Despite record-setting transactions and valuations, many of Canada’s housing markets are within the range of families’ budgets, whether it is Fort McMurray or Windsor. But what about Brandon or the broader Manitoba real estate market?

MREA 2021 President Stewart Elston said in a February news release that the province is witnessing “a highly competitive housing market and many homes are selling quickly.” While homebuyers need to adapt as quickly as possible, homeownership remains within reach, he noted.

“Over the past 10 months, the surge in demand for homes in Manitoba has left fewer properties available for purchase,” said Elston. “While property prices have been rising as a result, we are fortunate in Manitoba that many homes remain affordable compared to other parts of Canada.
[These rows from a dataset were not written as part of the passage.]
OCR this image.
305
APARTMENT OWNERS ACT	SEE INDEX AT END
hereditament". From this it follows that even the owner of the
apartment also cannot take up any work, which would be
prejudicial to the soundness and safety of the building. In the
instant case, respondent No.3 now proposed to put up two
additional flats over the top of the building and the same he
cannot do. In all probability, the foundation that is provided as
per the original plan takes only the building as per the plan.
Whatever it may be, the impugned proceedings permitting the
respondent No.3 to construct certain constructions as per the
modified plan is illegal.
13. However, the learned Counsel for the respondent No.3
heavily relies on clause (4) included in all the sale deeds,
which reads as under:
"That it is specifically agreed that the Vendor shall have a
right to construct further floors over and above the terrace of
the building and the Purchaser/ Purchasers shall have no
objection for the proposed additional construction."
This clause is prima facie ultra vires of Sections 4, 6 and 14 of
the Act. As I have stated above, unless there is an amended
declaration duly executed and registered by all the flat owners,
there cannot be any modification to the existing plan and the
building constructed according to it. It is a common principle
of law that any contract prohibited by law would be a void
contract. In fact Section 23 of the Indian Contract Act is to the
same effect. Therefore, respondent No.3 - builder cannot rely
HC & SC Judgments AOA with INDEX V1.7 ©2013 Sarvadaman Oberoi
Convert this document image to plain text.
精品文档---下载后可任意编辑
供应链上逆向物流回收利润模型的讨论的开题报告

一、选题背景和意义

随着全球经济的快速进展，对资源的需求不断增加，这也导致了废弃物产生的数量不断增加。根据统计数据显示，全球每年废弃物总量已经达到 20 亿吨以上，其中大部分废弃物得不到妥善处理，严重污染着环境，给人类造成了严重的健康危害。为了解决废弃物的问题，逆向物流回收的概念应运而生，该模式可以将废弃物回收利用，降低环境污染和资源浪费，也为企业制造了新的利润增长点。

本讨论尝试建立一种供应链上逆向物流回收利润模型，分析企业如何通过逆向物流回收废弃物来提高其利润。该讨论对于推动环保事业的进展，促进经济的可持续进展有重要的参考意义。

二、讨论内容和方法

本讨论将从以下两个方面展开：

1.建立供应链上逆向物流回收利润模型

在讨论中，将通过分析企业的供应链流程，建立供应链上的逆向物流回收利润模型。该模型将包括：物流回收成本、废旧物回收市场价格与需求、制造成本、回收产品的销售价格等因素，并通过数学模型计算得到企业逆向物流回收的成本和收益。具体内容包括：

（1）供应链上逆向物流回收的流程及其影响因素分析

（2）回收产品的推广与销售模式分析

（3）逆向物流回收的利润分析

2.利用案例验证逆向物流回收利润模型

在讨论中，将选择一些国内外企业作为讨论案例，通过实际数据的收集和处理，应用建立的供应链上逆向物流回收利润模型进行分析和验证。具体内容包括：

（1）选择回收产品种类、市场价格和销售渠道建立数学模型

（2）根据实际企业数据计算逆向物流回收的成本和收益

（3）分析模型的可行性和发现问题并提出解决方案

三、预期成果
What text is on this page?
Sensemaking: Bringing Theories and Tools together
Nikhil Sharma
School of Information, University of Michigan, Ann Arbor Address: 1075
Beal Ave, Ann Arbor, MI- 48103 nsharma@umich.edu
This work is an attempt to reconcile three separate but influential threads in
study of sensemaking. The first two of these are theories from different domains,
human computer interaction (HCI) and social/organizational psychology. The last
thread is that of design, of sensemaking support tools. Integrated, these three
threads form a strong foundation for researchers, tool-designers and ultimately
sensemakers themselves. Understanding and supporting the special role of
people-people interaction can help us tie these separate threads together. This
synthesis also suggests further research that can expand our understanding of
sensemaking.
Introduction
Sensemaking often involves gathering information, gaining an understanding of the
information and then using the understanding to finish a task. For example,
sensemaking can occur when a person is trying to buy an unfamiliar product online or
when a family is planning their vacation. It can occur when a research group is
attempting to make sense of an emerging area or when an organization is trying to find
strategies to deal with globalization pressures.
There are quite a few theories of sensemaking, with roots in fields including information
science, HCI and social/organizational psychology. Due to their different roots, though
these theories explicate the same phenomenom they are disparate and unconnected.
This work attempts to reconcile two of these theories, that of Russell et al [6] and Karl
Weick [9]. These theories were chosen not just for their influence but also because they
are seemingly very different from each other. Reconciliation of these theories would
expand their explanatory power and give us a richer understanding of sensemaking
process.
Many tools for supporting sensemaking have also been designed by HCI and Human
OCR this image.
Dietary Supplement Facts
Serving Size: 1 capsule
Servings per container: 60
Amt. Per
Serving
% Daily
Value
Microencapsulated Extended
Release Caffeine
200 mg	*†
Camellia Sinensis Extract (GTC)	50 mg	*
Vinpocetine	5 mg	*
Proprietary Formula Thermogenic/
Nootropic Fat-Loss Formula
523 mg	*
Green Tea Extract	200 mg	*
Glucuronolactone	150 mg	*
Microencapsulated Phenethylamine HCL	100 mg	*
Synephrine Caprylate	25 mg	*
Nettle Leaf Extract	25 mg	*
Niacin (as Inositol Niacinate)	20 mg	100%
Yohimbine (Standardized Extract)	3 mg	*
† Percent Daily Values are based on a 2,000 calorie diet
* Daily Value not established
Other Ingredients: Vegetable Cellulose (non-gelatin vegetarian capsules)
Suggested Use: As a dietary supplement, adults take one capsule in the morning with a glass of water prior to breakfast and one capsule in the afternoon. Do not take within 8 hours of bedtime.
Especially now and in the months ahead, buyers need to understand their options and how to navigate potential multiple offer situations.”

Of course, how long this can last is up in the air as many factors are at play, from historically low interest rates to the national economic recovery. The Manitoba economy is also on the path to recovery, with the unemployment rate falling and growing consumer confidence helping to invigorate local businesses. Although consumer sentiment is at “historically subdued levels,” optimism has inched higher in the Prairies. For now, families are advised to work closely with a professional REALTOR® to find the best home for their needs – and budgets.